Covid, here we go again
Dr. Majoro is particularly interested in talking about the lack of resources, he worked and works with what he has available: “In March there were no protocols to follow, we didn’t even know it was Covid. A young man can complain about a lack of taste and smell when eating: an old man in a nursing home just refuses to. In any event, there are too many fevers and too many coughs”. When discussing the possibility that we could say that we are more prepared after eight months, Majoro has doubts “No country can find enough doctors and, above all, anaesthetists to treat Covid patients alongside all other patients in one year. It doesn’t just affect lungs, but also the pancreas, the heart and liver. The Coronavirus looks at the doctor and says, ‘Put him on oxygen or I’ll take him in thirty minutes’, but for others the times are longer, sometimes less”.

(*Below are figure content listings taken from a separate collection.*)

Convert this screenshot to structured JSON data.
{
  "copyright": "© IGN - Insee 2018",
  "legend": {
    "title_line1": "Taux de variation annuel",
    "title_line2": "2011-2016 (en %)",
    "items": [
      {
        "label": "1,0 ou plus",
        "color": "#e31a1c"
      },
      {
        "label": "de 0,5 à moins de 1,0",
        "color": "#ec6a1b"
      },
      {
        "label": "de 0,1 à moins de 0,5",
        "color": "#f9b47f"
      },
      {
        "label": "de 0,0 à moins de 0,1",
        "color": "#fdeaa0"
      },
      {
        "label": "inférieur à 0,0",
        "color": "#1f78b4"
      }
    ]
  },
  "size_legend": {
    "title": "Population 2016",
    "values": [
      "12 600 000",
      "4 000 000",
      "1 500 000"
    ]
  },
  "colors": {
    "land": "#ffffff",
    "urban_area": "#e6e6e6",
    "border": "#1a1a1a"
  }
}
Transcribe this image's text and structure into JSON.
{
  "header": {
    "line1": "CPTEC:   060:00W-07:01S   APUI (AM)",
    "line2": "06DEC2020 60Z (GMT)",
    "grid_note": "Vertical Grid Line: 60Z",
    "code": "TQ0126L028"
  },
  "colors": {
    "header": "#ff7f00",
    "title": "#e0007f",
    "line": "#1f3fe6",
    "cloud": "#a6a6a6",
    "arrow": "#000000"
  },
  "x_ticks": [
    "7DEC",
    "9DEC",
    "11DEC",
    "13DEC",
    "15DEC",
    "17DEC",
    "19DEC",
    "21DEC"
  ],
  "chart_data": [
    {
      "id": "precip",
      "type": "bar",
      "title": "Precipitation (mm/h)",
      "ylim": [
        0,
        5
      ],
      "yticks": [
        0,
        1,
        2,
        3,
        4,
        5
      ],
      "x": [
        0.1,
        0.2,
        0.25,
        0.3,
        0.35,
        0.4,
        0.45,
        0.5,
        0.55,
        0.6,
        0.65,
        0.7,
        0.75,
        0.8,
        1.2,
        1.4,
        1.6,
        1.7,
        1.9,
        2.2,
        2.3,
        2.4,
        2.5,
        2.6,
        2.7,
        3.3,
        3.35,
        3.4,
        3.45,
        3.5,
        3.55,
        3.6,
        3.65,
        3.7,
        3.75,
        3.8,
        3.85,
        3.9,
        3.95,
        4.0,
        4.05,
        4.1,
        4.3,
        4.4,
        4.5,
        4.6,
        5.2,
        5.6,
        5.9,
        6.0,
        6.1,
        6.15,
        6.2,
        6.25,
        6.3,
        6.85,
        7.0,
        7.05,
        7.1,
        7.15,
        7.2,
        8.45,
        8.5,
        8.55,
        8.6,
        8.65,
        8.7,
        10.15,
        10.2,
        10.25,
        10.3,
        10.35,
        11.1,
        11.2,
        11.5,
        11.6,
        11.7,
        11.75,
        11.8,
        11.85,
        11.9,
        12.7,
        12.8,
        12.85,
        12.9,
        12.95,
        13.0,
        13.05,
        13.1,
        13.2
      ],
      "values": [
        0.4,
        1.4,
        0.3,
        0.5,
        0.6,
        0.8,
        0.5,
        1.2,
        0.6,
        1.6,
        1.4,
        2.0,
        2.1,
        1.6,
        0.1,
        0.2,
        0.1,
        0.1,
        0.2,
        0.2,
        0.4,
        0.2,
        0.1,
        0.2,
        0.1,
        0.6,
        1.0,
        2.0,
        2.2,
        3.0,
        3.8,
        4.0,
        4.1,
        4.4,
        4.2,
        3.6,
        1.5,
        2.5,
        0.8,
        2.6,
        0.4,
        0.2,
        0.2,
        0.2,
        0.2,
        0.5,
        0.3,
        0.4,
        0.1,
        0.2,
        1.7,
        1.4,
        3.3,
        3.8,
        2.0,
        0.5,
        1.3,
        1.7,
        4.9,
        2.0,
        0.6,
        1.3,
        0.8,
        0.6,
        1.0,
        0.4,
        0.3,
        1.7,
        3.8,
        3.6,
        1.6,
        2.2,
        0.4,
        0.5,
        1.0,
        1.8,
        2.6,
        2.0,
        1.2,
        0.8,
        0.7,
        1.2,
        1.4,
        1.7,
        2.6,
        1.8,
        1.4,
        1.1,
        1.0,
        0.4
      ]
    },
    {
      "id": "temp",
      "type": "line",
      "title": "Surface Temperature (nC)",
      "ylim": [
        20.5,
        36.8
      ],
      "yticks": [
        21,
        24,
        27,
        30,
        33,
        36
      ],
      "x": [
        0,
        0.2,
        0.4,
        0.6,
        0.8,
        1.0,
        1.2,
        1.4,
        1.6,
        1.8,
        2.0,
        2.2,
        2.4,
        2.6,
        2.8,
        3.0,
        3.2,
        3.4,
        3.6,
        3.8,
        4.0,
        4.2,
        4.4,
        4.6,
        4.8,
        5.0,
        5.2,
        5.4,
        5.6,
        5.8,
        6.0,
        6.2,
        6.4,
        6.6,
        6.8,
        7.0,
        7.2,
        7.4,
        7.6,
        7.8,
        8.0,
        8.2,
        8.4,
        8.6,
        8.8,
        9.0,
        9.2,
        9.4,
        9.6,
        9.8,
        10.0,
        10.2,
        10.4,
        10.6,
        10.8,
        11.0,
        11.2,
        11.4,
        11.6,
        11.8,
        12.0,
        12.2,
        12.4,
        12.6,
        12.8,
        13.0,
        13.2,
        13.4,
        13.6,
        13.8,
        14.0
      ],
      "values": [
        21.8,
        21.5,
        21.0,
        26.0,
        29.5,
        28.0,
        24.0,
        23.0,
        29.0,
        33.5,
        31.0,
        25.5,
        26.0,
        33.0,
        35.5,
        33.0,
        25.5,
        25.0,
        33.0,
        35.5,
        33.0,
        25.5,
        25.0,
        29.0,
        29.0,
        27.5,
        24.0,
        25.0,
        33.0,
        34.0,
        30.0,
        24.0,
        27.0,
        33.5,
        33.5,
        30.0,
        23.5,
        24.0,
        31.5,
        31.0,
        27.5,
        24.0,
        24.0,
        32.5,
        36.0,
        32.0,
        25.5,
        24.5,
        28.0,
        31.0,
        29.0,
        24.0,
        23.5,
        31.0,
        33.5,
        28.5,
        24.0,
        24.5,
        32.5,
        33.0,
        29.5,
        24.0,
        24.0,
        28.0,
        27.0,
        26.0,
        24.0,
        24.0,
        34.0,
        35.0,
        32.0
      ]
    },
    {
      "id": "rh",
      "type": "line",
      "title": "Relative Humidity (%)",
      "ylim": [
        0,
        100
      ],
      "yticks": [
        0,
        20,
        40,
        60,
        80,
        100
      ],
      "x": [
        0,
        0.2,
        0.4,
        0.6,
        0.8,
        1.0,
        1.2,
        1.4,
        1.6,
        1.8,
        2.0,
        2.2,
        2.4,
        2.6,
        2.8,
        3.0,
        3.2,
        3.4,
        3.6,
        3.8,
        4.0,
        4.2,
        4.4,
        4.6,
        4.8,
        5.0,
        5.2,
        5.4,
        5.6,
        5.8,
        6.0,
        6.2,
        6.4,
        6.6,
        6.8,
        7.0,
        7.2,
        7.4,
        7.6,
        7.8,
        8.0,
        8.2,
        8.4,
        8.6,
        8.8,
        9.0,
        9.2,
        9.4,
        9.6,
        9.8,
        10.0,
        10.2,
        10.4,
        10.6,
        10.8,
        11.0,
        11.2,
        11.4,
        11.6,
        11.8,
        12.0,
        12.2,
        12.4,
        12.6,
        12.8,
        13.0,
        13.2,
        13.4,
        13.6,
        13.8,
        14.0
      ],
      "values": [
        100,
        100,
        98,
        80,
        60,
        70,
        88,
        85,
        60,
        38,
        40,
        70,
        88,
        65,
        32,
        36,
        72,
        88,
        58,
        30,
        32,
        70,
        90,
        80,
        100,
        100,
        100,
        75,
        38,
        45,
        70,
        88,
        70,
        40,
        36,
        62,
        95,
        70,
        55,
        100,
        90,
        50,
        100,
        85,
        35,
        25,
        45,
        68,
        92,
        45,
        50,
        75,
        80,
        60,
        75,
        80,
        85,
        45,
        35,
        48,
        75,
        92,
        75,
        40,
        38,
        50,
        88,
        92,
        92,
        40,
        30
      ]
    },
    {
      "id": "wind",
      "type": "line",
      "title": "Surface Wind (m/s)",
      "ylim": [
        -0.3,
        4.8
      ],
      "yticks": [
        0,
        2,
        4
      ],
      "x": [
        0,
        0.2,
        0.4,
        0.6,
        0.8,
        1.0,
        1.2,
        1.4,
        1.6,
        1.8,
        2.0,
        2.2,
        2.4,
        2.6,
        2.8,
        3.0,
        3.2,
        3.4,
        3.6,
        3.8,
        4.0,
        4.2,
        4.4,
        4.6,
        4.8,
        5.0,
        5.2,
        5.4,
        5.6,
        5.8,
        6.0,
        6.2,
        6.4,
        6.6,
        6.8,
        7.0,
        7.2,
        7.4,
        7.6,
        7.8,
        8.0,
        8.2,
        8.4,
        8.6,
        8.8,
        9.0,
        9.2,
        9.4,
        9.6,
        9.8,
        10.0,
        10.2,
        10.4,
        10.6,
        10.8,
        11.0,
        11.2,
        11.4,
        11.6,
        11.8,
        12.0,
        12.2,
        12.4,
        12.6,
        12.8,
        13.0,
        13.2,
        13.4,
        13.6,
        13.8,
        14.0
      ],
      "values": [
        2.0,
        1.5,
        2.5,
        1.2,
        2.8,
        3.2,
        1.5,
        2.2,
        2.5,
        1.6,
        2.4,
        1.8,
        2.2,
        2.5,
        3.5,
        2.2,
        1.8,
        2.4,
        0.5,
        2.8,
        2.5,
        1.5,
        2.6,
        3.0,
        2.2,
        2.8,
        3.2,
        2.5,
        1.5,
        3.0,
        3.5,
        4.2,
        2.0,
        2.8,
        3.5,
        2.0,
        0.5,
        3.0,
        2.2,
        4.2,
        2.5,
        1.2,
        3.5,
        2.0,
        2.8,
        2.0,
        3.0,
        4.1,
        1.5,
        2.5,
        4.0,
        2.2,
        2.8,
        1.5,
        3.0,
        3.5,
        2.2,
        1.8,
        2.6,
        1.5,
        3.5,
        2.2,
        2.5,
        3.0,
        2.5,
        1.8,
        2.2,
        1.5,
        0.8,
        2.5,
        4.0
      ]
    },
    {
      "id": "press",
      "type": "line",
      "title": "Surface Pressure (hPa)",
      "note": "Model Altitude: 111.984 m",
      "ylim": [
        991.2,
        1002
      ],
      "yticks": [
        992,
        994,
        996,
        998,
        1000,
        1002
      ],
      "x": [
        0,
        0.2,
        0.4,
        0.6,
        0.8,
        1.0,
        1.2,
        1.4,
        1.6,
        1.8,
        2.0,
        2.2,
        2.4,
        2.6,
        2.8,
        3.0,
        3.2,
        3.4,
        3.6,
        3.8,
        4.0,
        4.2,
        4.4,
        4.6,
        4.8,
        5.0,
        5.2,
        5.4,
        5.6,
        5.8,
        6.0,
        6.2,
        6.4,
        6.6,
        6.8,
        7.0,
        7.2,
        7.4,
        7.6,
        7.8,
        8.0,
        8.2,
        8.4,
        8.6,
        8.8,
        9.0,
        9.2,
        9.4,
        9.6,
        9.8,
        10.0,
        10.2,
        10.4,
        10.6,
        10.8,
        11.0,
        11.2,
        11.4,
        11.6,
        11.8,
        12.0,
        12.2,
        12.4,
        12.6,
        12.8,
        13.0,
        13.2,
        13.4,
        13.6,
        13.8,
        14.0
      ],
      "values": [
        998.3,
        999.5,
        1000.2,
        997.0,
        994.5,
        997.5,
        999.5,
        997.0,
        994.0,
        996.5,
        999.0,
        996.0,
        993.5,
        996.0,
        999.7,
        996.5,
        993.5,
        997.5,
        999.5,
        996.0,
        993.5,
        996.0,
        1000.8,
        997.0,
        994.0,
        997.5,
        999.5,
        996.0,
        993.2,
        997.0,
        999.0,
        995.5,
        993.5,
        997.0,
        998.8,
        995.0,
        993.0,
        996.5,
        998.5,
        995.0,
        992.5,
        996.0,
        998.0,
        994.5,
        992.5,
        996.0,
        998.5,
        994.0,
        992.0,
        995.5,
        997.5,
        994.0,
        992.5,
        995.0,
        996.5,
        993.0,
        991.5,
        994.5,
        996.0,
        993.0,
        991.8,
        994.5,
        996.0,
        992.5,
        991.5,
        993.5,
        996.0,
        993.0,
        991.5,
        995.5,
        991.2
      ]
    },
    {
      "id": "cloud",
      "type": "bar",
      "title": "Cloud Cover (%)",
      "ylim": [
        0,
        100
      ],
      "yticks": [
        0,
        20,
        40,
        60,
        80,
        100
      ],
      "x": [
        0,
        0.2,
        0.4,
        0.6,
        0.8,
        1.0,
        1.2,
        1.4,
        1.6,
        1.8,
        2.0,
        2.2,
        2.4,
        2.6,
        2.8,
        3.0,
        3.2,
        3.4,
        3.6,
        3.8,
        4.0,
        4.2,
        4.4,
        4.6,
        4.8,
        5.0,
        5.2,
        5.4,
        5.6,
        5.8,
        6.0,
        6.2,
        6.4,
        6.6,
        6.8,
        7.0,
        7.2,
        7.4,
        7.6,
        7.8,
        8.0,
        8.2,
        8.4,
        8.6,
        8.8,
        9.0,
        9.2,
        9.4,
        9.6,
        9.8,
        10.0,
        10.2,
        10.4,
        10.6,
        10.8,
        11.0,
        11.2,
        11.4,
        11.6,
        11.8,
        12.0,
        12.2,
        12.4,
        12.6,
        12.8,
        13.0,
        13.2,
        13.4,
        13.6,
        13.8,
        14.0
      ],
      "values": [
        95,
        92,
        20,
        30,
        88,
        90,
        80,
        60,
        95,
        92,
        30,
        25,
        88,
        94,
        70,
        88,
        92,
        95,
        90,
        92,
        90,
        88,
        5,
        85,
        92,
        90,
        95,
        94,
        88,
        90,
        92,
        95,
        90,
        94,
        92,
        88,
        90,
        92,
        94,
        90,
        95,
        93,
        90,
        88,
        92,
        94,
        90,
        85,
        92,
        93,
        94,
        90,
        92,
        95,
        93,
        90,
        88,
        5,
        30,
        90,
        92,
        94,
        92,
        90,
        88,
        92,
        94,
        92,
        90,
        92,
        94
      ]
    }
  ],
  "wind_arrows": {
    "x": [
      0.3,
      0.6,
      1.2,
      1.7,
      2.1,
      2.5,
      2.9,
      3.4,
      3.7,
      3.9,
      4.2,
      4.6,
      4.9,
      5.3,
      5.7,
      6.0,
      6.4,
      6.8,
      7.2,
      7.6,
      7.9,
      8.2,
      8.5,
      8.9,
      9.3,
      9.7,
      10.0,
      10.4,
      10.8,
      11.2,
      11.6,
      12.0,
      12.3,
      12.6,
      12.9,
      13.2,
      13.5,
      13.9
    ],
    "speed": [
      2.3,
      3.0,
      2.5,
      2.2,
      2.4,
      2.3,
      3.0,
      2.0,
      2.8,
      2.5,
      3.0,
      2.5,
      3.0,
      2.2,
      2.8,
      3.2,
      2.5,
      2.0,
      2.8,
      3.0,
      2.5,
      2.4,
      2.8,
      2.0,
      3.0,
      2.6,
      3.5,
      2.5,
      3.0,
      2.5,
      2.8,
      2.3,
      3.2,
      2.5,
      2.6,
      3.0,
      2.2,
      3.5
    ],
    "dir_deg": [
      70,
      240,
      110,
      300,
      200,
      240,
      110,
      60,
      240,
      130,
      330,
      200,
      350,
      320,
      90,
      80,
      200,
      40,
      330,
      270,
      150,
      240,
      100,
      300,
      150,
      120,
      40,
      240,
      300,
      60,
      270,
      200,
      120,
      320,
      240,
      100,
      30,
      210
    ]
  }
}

If all doctors work on Covid patients, who will take care of the others? Covid may stop killing, but how many check-ups have not been done in the meantime?
“We need to avoid saturating our resources”. When he talks about resources, Majoro is not only referring to respirators: “I mean machines, but I am also talking about the people who have the ability to hook you up to those machines. For the people who work there, this can’t become a coffin assembly line: we are not robots. We can’t feel anything other than deep frustration, when we think of everything that we have experienced, yet it is as if it never happened”. Why are you putting our own lives at risk if others don’t believe what you are doing? “Some would call it professional or vocational training, but the truth is that when you become a doctor, something is created within you, someone who is not afraid, who is confident in what he does because he knows how to do it. When you see that the oxygen saturation in someone’s bloodstream is dropping, you are the one who knows how to intervene. At that moment you don’t think that you live alone and if you get sick there is no one who can do the shopping for you, you are responsible because you are there and you know what to do. Even if nobody sees you and the frustration is immense”.